Notice how that file is now in your sidebar:
Now that our module is saved, we can import it in any notebook (or script) that's saved in the same folder as the module.
import my_module
my_module.get_features_and_target?
Signature: my_module.get_features_and_target(csv_file, target_col) Docstring: Split a CSV into a DF of numeric features and a target column. File: ~/Teaching/advanced-python-datasci/notebooks/my_module.py Type: function
f, t = my_module.get_features_and_target(
csv_file='../data/adult-census.csv',
target_col='class',
)
f.head()
age | education-num | capital-gain | capital-loss | hours-per-week | |
---|---|---|---|---|---|
0 | 25 | 7 | 0 | 0 | 40 |
1 | 38 | 9 | 0 | 0 | 50 |
2 | 28 | 12 | 0 | 0 | 40 |
3 | 44 | 10 | 7688 | 0 | 40 |
4 | 18 | 10 | 0 | 0 | 30 |
Notice that we call our function as my_module.get_features_and_target
, not just get_features_and_target
.
Discussion
Does this syntax remind you of anything we've seen before?Ultimately, modules you create aren't any different from numpy, pandas, or any other Python libraries. You can build them and use them just the same way.

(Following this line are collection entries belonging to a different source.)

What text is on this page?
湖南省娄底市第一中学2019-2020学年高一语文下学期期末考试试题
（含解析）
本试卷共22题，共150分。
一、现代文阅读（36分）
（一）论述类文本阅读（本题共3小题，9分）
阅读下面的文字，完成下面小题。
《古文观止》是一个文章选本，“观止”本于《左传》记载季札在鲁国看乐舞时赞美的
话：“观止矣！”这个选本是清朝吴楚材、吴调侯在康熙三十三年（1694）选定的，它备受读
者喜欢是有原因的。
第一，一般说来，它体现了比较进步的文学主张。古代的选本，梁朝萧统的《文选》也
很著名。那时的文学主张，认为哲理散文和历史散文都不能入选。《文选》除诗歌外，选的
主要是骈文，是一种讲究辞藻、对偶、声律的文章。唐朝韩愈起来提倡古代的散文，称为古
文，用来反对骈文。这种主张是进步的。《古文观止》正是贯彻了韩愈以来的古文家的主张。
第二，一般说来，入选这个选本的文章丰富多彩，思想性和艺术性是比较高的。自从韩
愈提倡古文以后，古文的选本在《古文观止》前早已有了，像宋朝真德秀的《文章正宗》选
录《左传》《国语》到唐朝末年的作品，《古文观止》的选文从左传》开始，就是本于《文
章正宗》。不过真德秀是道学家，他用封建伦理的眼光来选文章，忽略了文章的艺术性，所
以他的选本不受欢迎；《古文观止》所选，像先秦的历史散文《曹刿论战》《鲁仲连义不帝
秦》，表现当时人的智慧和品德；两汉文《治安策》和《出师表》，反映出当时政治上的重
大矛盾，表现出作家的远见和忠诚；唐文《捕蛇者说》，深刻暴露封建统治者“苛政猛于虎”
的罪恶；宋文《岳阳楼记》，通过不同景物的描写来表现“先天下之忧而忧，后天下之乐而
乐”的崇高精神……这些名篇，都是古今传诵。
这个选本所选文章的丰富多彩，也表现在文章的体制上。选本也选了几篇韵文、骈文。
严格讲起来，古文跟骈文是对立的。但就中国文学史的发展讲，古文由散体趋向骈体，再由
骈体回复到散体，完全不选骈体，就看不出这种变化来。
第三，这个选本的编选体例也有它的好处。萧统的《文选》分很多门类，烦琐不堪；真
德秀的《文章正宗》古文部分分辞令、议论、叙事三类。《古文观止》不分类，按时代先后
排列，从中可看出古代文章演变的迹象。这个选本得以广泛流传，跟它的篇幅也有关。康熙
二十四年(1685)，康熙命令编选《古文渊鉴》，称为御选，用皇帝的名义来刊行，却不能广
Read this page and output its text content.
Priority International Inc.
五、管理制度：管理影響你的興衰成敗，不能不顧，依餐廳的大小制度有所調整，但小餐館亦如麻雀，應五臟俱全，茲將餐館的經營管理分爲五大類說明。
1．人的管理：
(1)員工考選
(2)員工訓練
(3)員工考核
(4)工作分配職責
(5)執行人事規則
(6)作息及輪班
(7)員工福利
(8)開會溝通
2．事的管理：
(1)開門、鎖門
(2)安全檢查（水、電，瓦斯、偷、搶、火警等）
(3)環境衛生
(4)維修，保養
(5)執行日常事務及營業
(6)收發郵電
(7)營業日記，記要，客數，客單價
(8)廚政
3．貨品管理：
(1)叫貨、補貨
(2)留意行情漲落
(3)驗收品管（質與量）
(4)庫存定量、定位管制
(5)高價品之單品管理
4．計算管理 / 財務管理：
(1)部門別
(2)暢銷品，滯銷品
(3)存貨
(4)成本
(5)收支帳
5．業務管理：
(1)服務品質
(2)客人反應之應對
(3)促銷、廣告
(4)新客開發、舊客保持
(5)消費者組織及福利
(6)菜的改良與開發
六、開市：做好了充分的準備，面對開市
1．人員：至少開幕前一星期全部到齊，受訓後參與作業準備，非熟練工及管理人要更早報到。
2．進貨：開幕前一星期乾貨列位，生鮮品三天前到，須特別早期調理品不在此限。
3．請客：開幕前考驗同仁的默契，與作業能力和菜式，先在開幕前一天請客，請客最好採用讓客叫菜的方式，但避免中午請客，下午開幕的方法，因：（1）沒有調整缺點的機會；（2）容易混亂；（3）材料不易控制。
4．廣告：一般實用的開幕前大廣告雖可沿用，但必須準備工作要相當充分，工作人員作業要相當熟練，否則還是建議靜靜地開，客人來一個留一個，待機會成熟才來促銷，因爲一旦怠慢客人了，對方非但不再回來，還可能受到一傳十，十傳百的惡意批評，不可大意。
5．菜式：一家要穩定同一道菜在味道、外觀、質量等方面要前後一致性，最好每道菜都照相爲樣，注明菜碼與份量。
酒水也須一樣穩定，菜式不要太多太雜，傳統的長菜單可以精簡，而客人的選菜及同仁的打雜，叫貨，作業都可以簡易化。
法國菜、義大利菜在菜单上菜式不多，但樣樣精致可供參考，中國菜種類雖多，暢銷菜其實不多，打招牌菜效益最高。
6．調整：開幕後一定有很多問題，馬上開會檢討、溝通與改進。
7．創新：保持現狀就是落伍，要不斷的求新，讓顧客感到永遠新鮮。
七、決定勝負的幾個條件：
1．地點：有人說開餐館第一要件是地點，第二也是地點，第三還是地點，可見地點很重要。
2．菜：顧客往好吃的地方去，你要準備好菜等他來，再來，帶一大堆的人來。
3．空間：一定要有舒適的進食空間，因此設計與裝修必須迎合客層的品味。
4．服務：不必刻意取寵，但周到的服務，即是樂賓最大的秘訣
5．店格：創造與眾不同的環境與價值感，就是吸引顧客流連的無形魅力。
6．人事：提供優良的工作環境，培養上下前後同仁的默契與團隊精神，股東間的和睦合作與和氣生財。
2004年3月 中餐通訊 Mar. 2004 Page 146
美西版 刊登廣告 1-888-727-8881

It's a good idea to put related functions into a module, which you can then reuse within a project or even across different projects.
Before we end this section, let's commit our code so far to GitHub.
Open GitHub Desktop. It should show you what files you've added and changed in the project. In the summary box, write a message that encapsulates what we've done so far.
Then press "Commit to main".
At this point, we've committed our code but haven't synced it with GitHub. GitHub Desktop will inform us that we need to "push" our new commit:
Click the "Push Origin" button. Done!
If you go to your advanced-python-datasci repo in GitHub, you should see your new files!
Are there any questions before we move on?